Froma Harrop says states led by Democrats have more dollars to gain if Trump slashes taxes on the wealthy
Some of that money could go to implement progressive policies, she says
A few days after winning the presidency, Donald Trump visited Manhattan’s posh 21 Club and told the swells dining there, “We’ll get your taxes down. Don’t worry about it.”
So far he seems intent on following through. Congressional Republicans are working on a tax-reform plan that in practice would benefit the well-to-do. And Trump’s pick of spending hawk Mick Mulvaney to head the Office of Budget and Management suggests that government programs may indeed be slashed to make such tax cuts palatable to fiscal conservatives.
Democratic lawmakers representing liberal parts of America habitually denounce this sort of thing: Spending reductions combined with tax cuts benefiting upper incomes. The question is, “should they?” and the answer is “no.” The blue states should take the money and run.
The time has come for liberals to recognize that the Republican agenda – which they have little control over anyway – can work to their advantage. Who gets the least return on the money they send to Washington? The economically successful blue states. Which states most depend on federal spending? The poorer red ones.
Most of the proposed federal tax reforms would leave more wealth in the affluent blue states. They could capture some of it through their own taxes and economic activity unleashed by residents with more money in their pockets.
Repealing Obamacare alone would deliver tax cuts totaling $346 billion over 10 years, every penny going to households making $200,000 or more. Interesting that the 12 states with the largest percentage of such households all voted for Hillary Clinton.
No more universal health coverage? Not necessarily. Massachusetts has Romneycare, a wildly popular state-run system that served as a model for the Affordable Care Act. Insurers there expect little upheaval from an Obamacare repeal. Massachusetts, by the way, has the strongest economy in the country, according to Governing magazine.

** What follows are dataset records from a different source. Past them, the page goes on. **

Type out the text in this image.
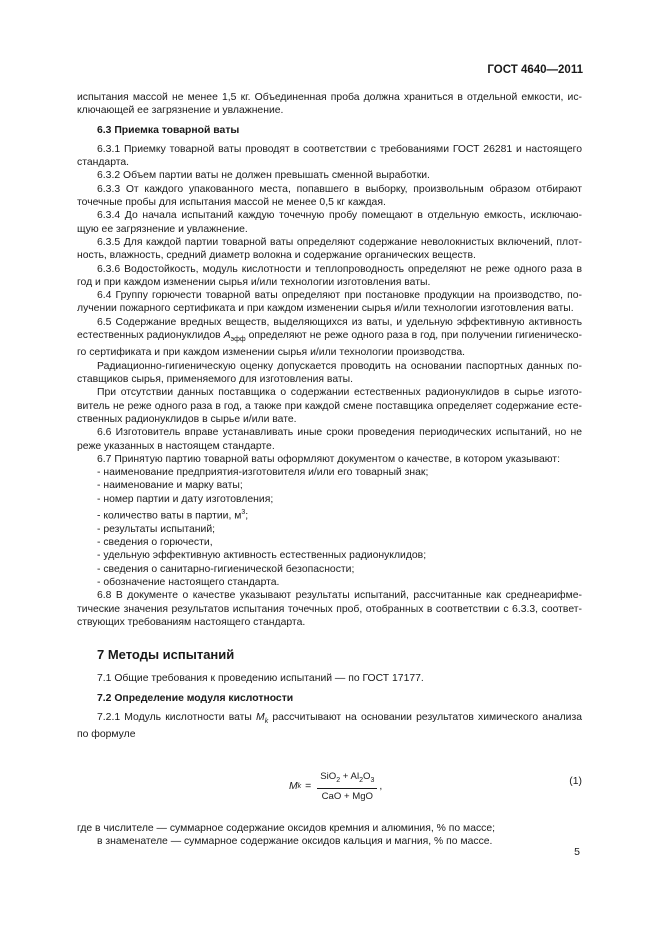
ГОСТ 4640—2011

испытания массой не менее 1,5 кг. Объединенная проба должна храниться в отдельной емкости, ис-ключающей ее загрязнение и увлажнение.

6.3 Приемка товарной ваты

6.3.1 Приемку товарной ваты проводят в соответствии с требованиями ГОСТ 26281 и настоящего стандарта.

6.3.2 Объем партии ваты не должен превышать сменной выработки.

6.3.3 От каждого упакованного места, попавшего в выборку, произвольным образом отбирают точечные пробы для испытания массой не менее 0,5 кг каждая.

6.3.4 До начала испытаний каждую точечную пробу помещают в отдельную емкость, исключаю-щую ее загрязнение и увлажнение.

6.3.5 Для каждой партии товарной ваты определяют содержание неволокнистых включений, плот-ность, влажность, средний диаметр волокна и содержание органических веществ.

6.3.6 Водостойкость, модуль кислотности и теплопроводность определяют не реже одного раза в год и при каждом изменении сырья и/или технологии изготовления ваты.

6.4 Группу горючести товарной ваты определяют при постановке продукции на производство, по-лучении пожарного сертификата и при каждом изменении сырья и/или технологии изготовления ваты.

6.5 Содержание вредных веществ, выделяющихся из ваты, и удельную эффективную активность естественных радионуклидов $A_{эфф}$ определяют не реже одного раза в год, при получении гигиеническо-го сертификата и при каждом изменении сырья и/или технологии производства.

Радиационно-гигиеническую оценку допускается проводить на основании паспортных данных по-ставщиков сырья, применяемого для изготовления ваты.

При отсутствии данных поставщика о содержании естественных радионуклидов в сырье изгото-витель не реже одного раза в год, а также при каждой смене поставщика определяет содержание есте-ственных радионуклидов в сырье и/или вате.

6.6 Изготовитель вправе устанавливать иные сроки проведения периодических испытаний, но не реже указанных в настоящем стандарте.

6.7 Принятую партию товарной ваты оформляют документом о качестве, в котором указывают:

- наименование предприятия-изготовителя и/или его товарный знак;

- наименование и марку ваты;

- номер партии и дату изготовления;

- количество ваты в партии, $м^3$;

- результаты испытаний;

- сведения о горючести,

- удельную эффективную активность естественных радионуклидов;

- сведения о санитарно-гигиенической безопасности;

- обозначение настоящего стандарта.

6.8 В документе о качестве указывают результаты испытаний, рассчитанные как среднеарифме-тические значения результатов испытания точечных проб, отобранных в соответствии с 6.3.3, соответ-ствующих требованиям настоящего стандарта.

7 Методы испытаний

7.1 Общие требования к проведению испытаний — по ГОСТ 17177.

7.2 Определение модуля кислотности

7.2.1 Модуль кислотности ваты $M_k$ рассчитывают на основании результатов химического анализа по формуле

M $k = \frac{SiO_2 + Al_2O_3}{\text{CaO + MgO}}$ ,	(1)

где в числителе — суммарное содержание оксидов кремния и алюминия, % по массе;

в знаменателе — суммарное содержание оксидов кальция и магния, % по массе.

5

California’s state-run insurance exchange is in good shape, notes Nicholas Bagley, a professor at the University of Michigan Law School. California could simply adopt its own individual mandate as Obamacare does. Requiring everyone to buy coverage (or pay a fine) brings healthy people into the insurance pools. Having the young and hearty subsidize the sick and elderly keeps the pools stable. Connecticut, New York, Oregon and Washington are in especially good positions to do likewise, Bagley says.
Trump’s choice of Scott Pruitt, a climate-change denialist, to head the Environmental Protection Agency alarms environmentalists. So does Peter Navarro as head of a new White House trade council. Navarro has accused NASA of “politically correct environmental monitoring” of climate change through its earth-observing satellites.
No matter. “If Trump turns off the satellites, ” Gov. Jerry Brown said, “California will launch its own damn satellite.” Given California’s lead in confronting climate change, we can well believe that Brown, who heads the world’s fifth biggest economy, would follow through on that promise. You can bet that the work to build the satellites would almost all land in California.
In 2004, California set fuel-economy standards higher than the federal government’s. Twelve other states followed California’s lead and after an unsuccessful suit to stop the stricter standards, the auto industry came around.
In 2010, California required that 33% of its electricity come from renewable energy sources by 2020. It was recently raised to 50% by 2030. Now 30 states have renewable energy requirements.
“Cap-and-trade” is a market-based approach to cutting emissions of planet-warming greenhouse gases. When Congress failed to pass cap-and-trade legislation, California set up its own system. As of this writing, 10 states have done likewise.
This isn’t just environmental do-gooding. It is economic development. Almost 60% of all clean-energy venture capital in the United States ends up in California.
The federal income tax has been called a blue-state tax because the higher incomes tend to cluster in Democratic strongholds. What’s especially unfair about this is the federal tax code does not account for cost of living, which is highest in the elite coastal cities.
Someone making $90,000 in Houston would have to pull in $162,000 to live as well in San Francisco, according to BankRate’s calculator. Yet, all else being equal, the San Franciscan pays far more taxes to the federal government than the Houstonian.
There’s no reason why like-minded states can’t get together and solve problems, including local challenges and international ones like climate change. For the richer blue states, a reduced federal tax burden would leave them with the added means to address these challenges. And the nicest part: They can spend the money at home.